De derde roman van Myrthe van der Meer, UP, is verschenen. Deze 'psychiatrische roman' past perfect in het Boekenweekthema, en Van der Meer is dan ook te gast tijdens het Boekenbal voor Lezers 14 maart. Een fragment. ‘“Zelfmoord?” Ik begin te lachen. “Natuurlijk niet. Het gaat goed met me. Ik schrijf. Ik redigeer. Ik werk…” Ik klop op mijn tas en voel de geruststellend grote, lompe hoekigheid van mijn laptop door de stof heen. “Ik ben niet depressief, juist het tegenovergestelde; ik voel me geweldig. Ik ga dat niet kapotmaken. Juist niet! Ik ga er juist voor zorgen dat dit gevoel nooit meer kapot kan.”’

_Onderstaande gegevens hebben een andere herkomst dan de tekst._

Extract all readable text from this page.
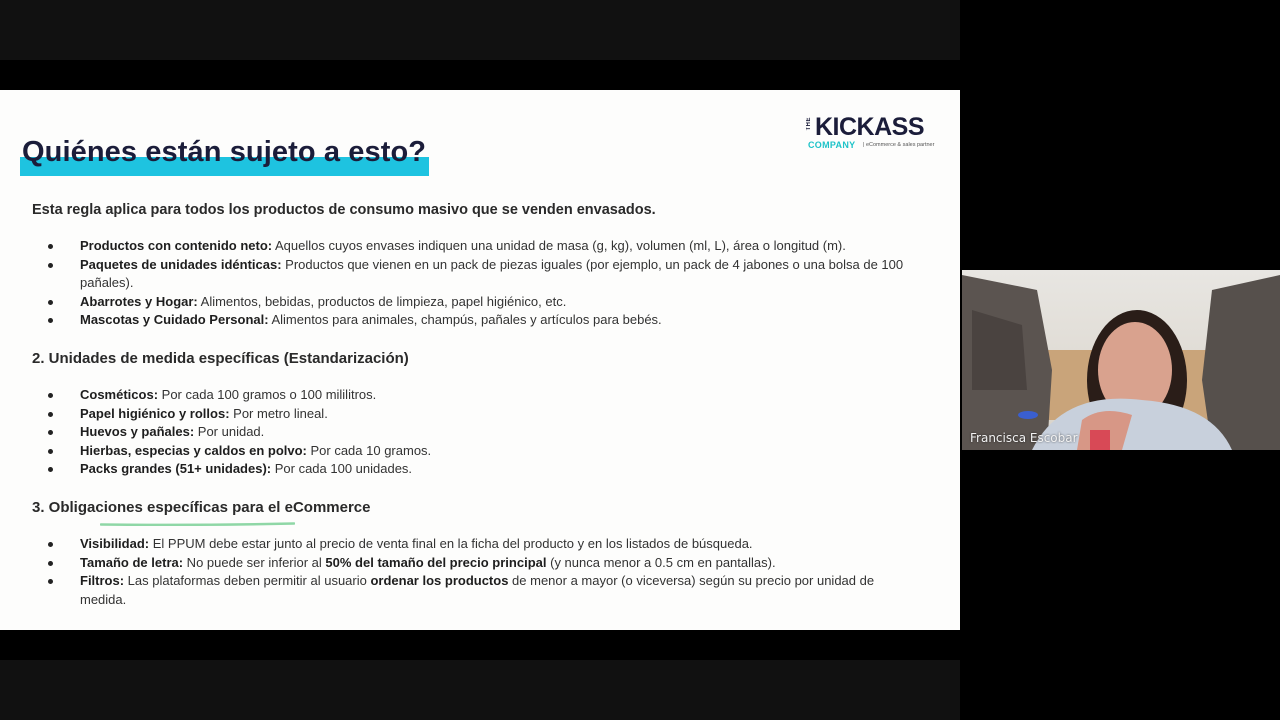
Quiénes están sujeto a esto?
THE KICKASS
COMPANY | eCommerce & sales partner
Esta regla aplica para todos los productos de consumo masivo que se venden envasados.
Productos con contenido neto: Aquellos cuyos envases indiquen una unidad de masa (g, kg), volumen (ml, L), área o longitud (m).
Paquetes de unidades idénticas: Productos que vienen en un pack de piezas iguales (por ejemplo, un pack de 4 jabones o una bolsa de 100 pañales).
Abarrotes y Hogar: Alimentos, bebidas, productos de limpieza, papel higiénico, etc.
Mascotas y Cuidado Personal: Alimentos para animales, champús, pañales y artículos para bebés.
2. Unidades de medida específicas (Estandarización)
Cosméticos: Por cada 100 gramos o 100 mililitros.
Papel higiénico y rollos: Por metro lineal.
Huevos y pañales: Por unidad.
Hierbas, especias y caldos en polvo: Por cada 10 gramos.
Packs grandes (51+ unidades): Por cada 100 unidades.
3. Obligaciones específicas para el eCommerce
Visibilidad: El PPUM debe estar junto al precio de venta final en la ficha del producto y en los listados de búsqueda.
Tamaño de letra: No puede ser inferior al 50% del tamaño del precio principal (y nunca menor a 0.5 cm en pantallas).
Filtros: Las plataformas deben permitir al usuario ordenar los productos de menor a mayor (o viceversa) según su precio por unidad de medida.
Francisca Escobar
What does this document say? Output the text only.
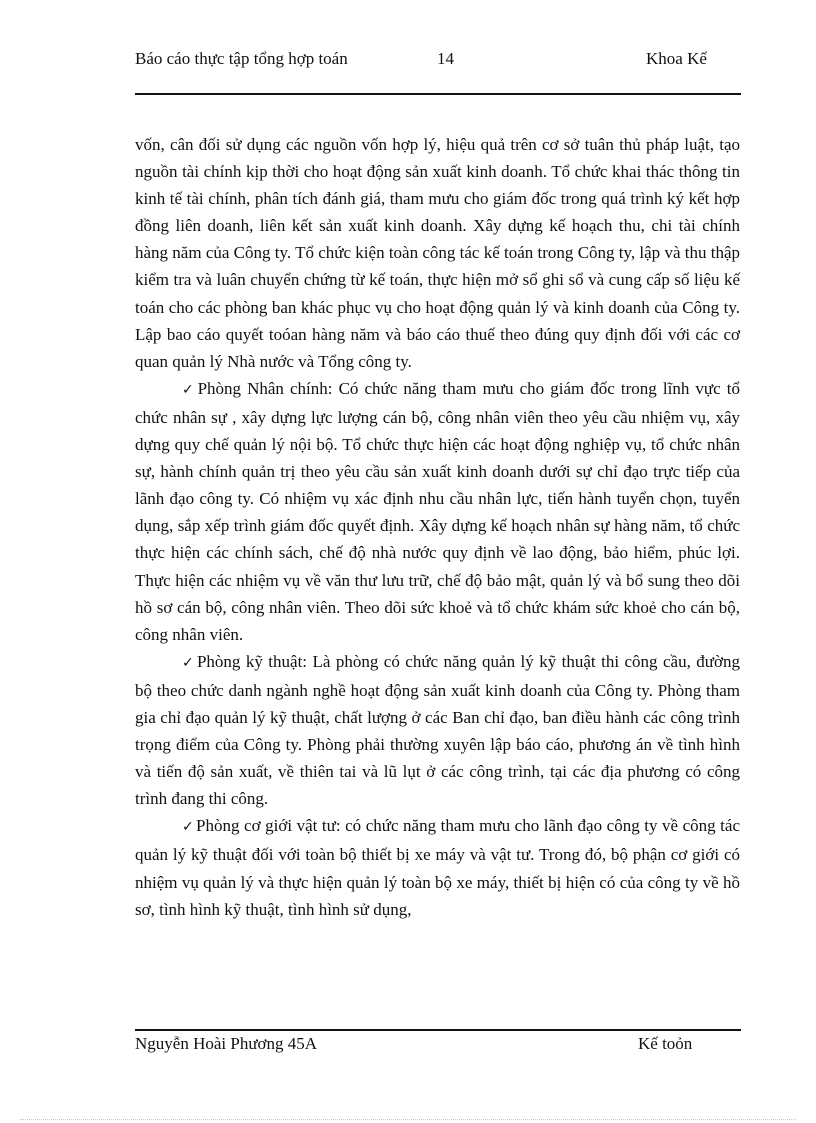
Báo cáo thực tập tổng hợp toán	14	Khoa Kế

vốn, cân đối sử dụng các nguồn vốn hợp lý, hiệu quả trên cơ sở tuân thủ pháp luật, tạo nguồn tài chính kịp thời cho hoạt động sản xuất kinh doanh. Tổ chức khai thác thông tin kinh tế tài chính, phân tích đánh giá, tham mưu cho giám đốc trong quá trình ký kết hợp đồng liên doanh, liên kết sản xuất kinh doanh. Xây dựng kế hoạch thu, chi tài chính hàng năm của Công ty. Tổ chức kiện toàn công tác kế toán trong Công ty, lập và thu thập kiểm tra và luân chuyển chứng từ kế toán, thực hiện mở sổ ghi sổ và cung cấp số liệu kế toán cho các phòng ban khác phục vụ cho hoạt động quản lý và kinh doanh của Công ty. Lập bao cáo quyết toóan hàng năm và báo cáo thuế theo đúng quy định đối với các cơ quan quản lý Nhà nước và Tổng công ty.

✓ Phòng Nhân chính: Có chức năng tham mưu cho giám đốc trong lĩnh vực tổ chức nhân sự , xây dựng lực lượng cán bộ, công nhân viên theo yêu cầu nhiệm vụ, xây dựng quy chế quản lý nội bộ. Tổ chức thực hiện các hoạt động nghiệp vụ, tổ chức nhân sự, hành chính quản trị theo yêu cầu sản xuất kinh doanh dưới sự chỉ đạo trực tiếp của lãnh đạo công ty. Có nhiệm vụ xác định nhu cầu nhân lực, tiến hành tuyển chọn, tuyển dụng, sắp xếp trình giám đốc quyết định. Xây dựng kế hoạch nhân sự hàng năm, tổ chức thực hiện các chính sách, chế độ nhà nước quy định về lao động, bảo hiểm, phúc lợi. Thực hiện các nhiệm vụ về văn thư lưu trữ, chế độ bảo mật, quản lý và bổ sung theo dõi hồ sơ cán bộ, công nhân viên. Theo dõi sức khoẻ và tổ chức khám sức khoẻ cho cán bộ, công nhân viên.

✓ Phòng kỹ thuật: Là phòng có chức năng quản lý kỹ thuật thi công cầu, đường bộ theo chức danh ngành nghề hoạt động sản xuất kinh doanh của Công ty. Phòng tham gia chỉ đạo quản lý kỹ thuật, chất lượng ở các Ban chỉ đạo, ban điều hành các công trình trọng điểm của Công ty. Phòng phải thường xuyên lập báo cáo, phương án về tình hình và tiến độ sản xuất, về thiên tai và lũ lụt ở các công trình, tại các địa phương có công trình đang thi công.

✓ Phòng cơ giới vật tư: có chức năng tham mưu cho lãnh đạo công ty về công tác quản lý kỹ thuật đối với toàn bộ thiết bị xe máy và vật tư. Trong đó, bộ phận cơ giới có nhiệm vụ quản lý và thực hiện quản lý toàn bộ xe máy, thiết bị hiện có của công ty về hồ sơ, tình hình kỹ thuật, tình hình sử dụng,

Nguyễn Hoài Phương 45A	Kế toỏn
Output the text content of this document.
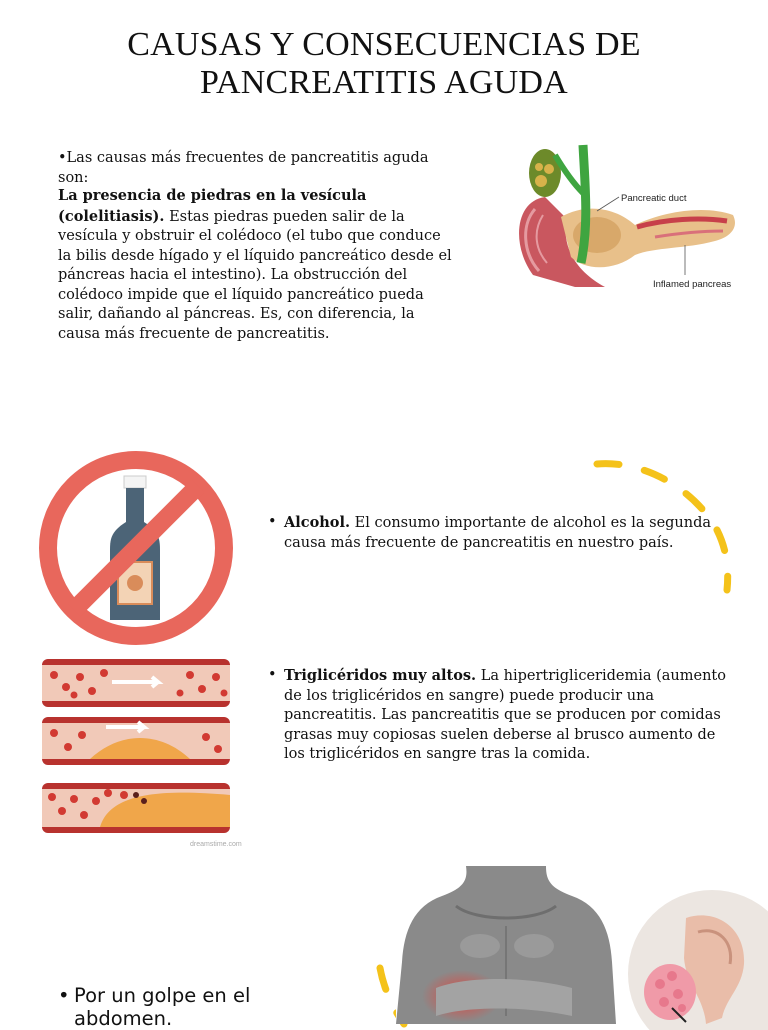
CAUSAS Y CONSECUENCIAS DE PANCREATITIS AGUDA
•Las causas más frecuentes de pancreatitis aguda son:
La presencia de piedras en la vesícula (colelitiasis). Estas piedras pueden salir de la vesícula y obstruir el colédoco (el tubo que conduce la bilis desde hígado y el líquido pancreático desde el páncreas hacia el intestino). La obstrucción del colédoco impide que el líquido pancreático pueda salir, dañando al páncreas. Es, con diferencia, la causa más frecuente de pancreatitis.
Pancreatic duct
Inflamed pancreas
• Alcohol. El consumo importante de alcohol es la segunda causa más frecuente de pancreatitis en nuestro país.
dreamstime.com
• Triglicéridos muy altos. La hipertrigliceridemia (aumento de los triglicéridos en sangre) puede producir una pancreatitis. Las pancreatitis que se producen por comidas grasas muy copiosas suelen deberse al brusco aumento de los triglicéridos en sangre tras la comida.
• Por un golpe en el abdomen.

'UP is stille pijn die zichtbaar wordt; rauw, confronterend en hartverscheurend mooi!' Isa Hoes

'Heb ik dan nooit een normale dag gehad? Ja, de momenten tussen de depressies en dat bijna extatische gevoel van geluk in. Maar ik ben altijd op doorreis, van down naar up en weer terug. Dat die depressieve kant een probleem is snap ik, maar als nu ook alles boven de streep een probleem is... Wanneer ben ik dan géén probleem? Wanneer ben ik dan géén risico, geen belasting voor de mensen om mij heen? Wie ben ik dat ik zo mag zijn?'

Als Emma enthousiast naar het laatste gesprek met haar psychiater gaat, gebeurt er iets wat ze niet helemaal had voorzien; haar psychiater is verdwenen, de vervanger weet niets van een eindgesprek en voor het einde van de dag is ze opgenomen op de paaz; de psychiatrische afdeling van het algemeen ziekenhuis. Alweer.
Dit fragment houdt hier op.